The DBO findings also note the increase in the number of loans made under $2,500, from 493,273 in 2017 to 558,062 in 2018, representing a 13.31 percent increase in volume. These loans are subject to an interest rate cap. Lending in this range continues to increase and this contradicts the argument made by payday lenders that loans are not being made in the dollar range where California has an interest rate cap.

In addition, the agency’s data on California payday lending underscores these lenders’ reliance on keeping people unaffordable debt, resulting in millions of dollars in fees stripped from the pockets of low-income Californians across the state. Fees from customers stuck in seven or more loans in the year made up the bulk--70 percent--of all fees collected by payday lenders, representing a staggering $297.3 million. Subsequent loans made to the same borrower represented 75.8 percent of all payday loans in 2018.
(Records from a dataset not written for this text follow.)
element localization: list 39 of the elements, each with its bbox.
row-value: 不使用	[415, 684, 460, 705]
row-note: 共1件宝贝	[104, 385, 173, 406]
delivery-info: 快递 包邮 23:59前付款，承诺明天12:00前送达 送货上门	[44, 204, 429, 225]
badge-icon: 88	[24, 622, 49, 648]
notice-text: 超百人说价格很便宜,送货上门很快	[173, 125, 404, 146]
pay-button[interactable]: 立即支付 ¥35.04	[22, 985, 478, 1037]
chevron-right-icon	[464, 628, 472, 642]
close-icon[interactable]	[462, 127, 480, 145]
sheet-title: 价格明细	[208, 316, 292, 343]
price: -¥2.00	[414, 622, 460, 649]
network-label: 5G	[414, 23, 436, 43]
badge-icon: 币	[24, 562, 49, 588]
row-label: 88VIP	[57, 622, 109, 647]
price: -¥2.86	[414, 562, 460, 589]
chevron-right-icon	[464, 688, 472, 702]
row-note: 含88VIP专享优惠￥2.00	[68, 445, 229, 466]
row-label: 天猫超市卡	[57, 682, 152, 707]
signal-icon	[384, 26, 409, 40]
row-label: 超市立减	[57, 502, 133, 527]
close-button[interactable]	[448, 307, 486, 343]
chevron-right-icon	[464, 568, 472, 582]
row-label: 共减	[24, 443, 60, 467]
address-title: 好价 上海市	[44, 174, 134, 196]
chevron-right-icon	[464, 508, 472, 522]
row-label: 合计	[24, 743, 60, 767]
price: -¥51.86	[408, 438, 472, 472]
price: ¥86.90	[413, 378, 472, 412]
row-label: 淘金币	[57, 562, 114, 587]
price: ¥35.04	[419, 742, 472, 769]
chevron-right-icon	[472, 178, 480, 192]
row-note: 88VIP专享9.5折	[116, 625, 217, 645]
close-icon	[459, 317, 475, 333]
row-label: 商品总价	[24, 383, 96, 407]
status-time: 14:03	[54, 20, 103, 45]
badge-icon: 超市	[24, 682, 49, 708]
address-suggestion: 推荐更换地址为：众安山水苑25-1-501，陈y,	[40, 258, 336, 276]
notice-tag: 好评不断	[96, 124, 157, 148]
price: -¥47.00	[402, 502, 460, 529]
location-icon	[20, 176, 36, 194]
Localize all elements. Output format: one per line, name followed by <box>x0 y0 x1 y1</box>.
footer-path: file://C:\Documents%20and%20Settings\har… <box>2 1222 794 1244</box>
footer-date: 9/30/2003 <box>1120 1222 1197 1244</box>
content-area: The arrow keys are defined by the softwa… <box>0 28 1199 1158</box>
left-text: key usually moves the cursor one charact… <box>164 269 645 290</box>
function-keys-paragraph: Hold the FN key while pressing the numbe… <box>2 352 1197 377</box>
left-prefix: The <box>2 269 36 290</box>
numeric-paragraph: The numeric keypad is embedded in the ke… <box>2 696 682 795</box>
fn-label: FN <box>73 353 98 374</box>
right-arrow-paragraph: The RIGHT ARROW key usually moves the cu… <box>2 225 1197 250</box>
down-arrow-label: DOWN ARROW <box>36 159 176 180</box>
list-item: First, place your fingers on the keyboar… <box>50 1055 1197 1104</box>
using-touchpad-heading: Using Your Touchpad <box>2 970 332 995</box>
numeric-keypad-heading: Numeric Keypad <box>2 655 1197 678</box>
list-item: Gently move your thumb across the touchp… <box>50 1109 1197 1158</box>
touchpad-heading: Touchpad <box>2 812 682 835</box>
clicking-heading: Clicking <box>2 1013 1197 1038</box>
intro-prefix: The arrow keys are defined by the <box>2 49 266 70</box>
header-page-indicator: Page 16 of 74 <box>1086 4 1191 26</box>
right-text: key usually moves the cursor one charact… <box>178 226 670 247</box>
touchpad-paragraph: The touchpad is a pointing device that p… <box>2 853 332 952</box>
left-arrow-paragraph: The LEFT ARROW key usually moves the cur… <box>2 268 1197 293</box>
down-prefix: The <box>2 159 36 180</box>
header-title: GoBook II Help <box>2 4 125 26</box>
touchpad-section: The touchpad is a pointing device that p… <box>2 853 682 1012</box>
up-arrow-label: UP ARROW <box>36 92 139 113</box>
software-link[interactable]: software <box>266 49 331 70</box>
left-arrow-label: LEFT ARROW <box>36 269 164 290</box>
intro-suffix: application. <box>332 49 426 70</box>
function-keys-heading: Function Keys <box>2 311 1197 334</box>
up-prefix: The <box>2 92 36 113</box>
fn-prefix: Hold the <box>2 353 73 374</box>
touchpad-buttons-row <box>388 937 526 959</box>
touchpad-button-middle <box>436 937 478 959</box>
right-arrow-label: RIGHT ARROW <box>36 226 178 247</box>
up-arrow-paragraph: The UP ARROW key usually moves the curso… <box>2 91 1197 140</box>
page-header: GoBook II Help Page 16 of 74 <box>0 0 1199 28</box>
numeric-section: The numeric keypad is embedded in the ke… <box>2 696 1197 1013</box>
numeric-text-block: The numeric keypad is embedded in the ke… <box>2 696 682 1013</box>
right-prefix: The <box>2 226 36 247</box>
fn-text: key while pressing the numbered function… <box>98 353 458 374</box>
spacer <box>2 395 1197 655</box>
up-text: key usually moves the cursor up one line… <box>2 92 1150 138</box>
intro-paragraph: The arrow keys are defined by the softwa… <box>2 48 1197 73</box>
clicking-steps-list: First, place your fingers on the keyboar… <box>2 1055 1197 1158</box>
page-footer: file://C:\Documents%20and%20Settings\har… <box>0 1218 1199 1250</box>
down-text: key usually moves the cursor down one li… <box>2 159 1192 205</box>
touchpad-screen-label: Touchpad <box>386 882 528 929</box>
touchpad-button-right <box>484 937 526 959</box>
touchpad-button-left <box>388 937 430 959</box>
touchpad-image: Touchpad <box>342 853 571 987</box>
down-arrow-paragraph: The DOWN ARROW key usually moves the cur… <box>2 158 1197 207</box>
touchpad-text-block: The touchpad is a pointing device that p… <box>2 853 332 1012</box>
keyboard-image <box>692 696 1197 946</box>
“Considering the fact that half of all payday loan users had an average annual income of $30,000 or less, the amount of fees stripped from borrowers trapped in a debt cycle shows how predatory these toxic loans truly are,” said Marisabel Torres, Director of California Policy at the Center of Responsible Lending. “The data confirms the well-known story of high-cost lenders’ bottom line being driven by sinking people into a debt traps. Whether structured as short or long-term loans, these high-cost unaffordable loans lead to devastating consequences for Californians that hinder financial stability and opportunities to build wealth for the future.”

Other key takeaways from DBO’s data include the influence of targeted marketing in this industry. Predatory lenders are increasingly relying on lead generators to bring in business. Payday loan borrowers who were referred to lenders by lead generators represented 17 percent of all payday borrowers--an increase of 153 percent since 2017.